LI Security and Networks - Exercise 4
It's time to take a look at the company's website and find out what is really going on. You can find the company's site by going to
127.0.0.1 on the VM. This address will not work from outside the VM. You can find a copy of the Burp proxy in the Alice account:
aliceBlack:aliceGHdj%\*3. You can also get (and attack) the website by going to
192.168.56.101 (or whatever the IP address of your VM is) on your laptop once the VM is running. The source code for this website can be found in the
/var/www/html directory. As you might have guessed this website contains many security vulnerabilities.
Attacking the website
This website looks like a furniture store, but you suspect that there is more going on. You need to investigate this site and look for web vulnerabilities. All your attacks must be carried out via the website (i.e. over port 80).
- Investigate the products: Find a SQL injection attack that makes the site display all of the products it has in the database. One of the products that is not normally displayed includes a token, submit this token to the token submission website.

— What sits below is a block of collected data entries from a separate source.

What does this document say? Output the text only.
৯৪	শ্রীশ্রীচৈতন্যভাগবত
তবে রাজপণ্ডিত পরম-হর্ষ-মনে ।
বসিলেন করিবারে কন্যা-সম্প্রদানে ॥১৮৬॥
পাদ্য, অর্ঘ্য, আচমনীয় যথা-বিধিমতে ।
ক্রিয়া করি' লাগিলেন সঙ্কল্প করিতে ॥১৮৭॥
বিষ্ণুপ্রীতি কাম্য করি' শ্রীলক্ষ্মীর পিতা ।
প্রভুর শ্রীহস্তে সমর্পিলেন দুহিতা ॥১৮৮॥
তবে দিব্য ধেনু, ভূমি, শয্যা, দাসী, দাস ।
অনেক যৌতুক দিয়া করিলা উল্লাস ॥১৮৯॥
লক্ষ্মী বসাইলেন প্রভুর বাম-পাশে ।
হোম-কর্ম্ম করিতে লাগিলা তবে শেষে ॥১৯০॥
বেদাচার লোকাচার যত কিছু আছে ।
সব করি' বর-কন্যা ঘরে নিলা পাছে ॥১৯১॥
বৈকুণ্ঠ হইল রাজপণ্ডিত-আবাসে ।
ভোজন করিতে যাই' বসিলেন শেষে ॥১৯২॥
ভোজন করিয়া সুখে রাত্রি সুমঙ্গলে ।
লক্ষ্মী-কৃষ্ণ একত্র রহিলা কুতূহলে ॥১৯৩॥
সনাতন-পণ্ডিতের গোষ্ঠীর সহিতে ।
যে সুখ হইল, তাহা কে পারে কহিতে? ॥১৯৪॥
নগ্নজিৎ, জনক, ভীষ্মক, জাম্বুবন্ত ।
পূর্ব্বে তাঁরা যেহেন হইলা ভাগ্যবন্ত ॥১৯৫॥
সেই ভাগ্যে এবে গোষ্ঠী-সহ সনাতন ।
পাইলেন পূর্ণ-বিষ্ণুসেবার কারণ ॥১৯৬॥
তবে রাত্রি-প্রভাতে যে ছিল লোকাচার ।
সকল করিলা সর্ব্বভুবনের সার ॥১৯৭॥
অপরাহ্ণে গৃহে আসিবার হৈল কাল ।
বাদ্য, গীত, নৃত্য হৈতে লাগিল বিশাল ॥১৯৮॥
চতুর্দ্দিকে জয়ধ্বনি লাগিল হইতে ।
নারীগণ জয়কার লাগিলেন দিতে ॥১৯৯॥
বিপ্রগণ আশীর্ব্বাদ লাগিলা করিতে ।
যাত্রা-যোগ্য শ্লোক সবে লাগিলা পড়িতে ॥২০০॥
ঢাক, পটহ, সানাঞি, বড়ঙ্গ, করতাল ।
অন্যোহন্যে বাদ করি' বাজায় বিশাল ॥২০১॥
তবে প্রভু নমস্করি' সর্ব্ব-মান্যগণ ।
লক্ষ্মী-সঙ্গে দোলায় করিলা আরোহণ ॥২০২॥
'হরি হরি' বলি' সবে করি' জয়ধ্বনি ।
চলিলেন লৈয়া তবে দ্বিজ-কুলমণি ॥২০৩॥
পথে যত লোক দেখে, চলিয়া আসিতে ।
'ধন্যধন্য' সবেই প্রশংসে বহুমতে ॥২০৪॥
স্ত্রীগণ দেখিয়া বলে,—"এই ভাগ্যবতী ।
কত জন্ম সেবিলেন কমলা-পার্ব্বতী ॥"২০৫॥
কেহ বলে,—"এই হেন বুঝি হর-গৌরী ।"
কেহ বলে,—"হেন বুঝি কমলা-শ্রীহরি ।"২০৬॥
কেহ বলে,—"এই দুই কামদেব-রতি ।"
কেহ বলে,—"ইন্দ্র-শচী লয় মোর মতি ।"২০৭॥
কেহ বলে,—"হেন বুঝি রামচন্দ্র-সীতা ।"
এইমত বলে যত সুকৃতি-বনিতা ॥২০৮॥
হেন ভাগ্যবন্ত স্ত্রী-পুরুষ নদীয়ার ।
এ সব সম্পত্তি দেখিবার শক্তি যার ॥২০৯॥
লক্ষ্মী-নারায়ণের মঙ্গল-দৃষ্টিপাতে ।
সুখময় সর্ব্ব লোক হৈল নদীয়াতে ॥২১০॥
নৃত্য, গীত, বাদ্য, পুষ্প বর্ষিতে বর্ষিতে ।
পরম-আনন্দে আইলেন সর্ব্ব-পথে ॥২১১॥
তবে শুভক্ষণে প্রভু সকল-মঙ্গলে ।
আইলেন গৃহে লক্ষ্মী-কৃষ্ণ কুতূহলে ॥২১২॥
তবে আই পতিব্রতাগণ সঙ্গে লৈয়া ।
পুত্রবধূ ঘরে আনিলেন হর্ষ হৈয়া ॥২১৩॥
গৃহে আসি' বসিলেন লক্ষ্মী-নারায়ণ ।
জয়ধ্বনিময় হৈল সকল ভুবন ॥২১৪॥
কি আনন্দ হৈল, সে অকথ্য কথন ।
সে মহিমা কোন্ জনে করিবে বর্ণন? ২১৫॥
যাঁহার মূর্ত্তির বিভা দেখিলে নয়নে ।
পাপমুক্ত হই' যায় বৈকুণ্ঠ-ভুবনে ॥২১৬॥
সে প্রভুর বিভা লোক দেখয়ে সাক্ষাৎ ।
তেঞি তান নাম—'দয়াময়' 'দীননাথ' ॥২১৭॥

- Get access to the hidden site: Investigate the websites cookies and find a way to get access to the hidden content on the site using an account you have created on the website yourself. You will find a token displayed on the main page of the hidden site, submit this token.
- Escalating your privileges: Find the admin control panel, and from here log into the User Management page. On this page you will find another token, submit this.
- Get access to the database: Find a file upload attack and use it to upload some php that lets you view the source code of the mysql.php page. On this page you will find the sql database password. Use this to access the database where you will find another token. Once you know the password, you can do this from the VM command line with
mysql -h 127.0.0.1 -u <username> -p. Submit this token to the token submission website.
- Shell injection: Find a shell code injection attack on the website and use it to view the file /webtoken. Submit this to the token website.
The paper: "The OWASP Top1" provides an excellent description of the kinds of web attacks you can use to complete these exercises. The best place to get direct help is the lab session.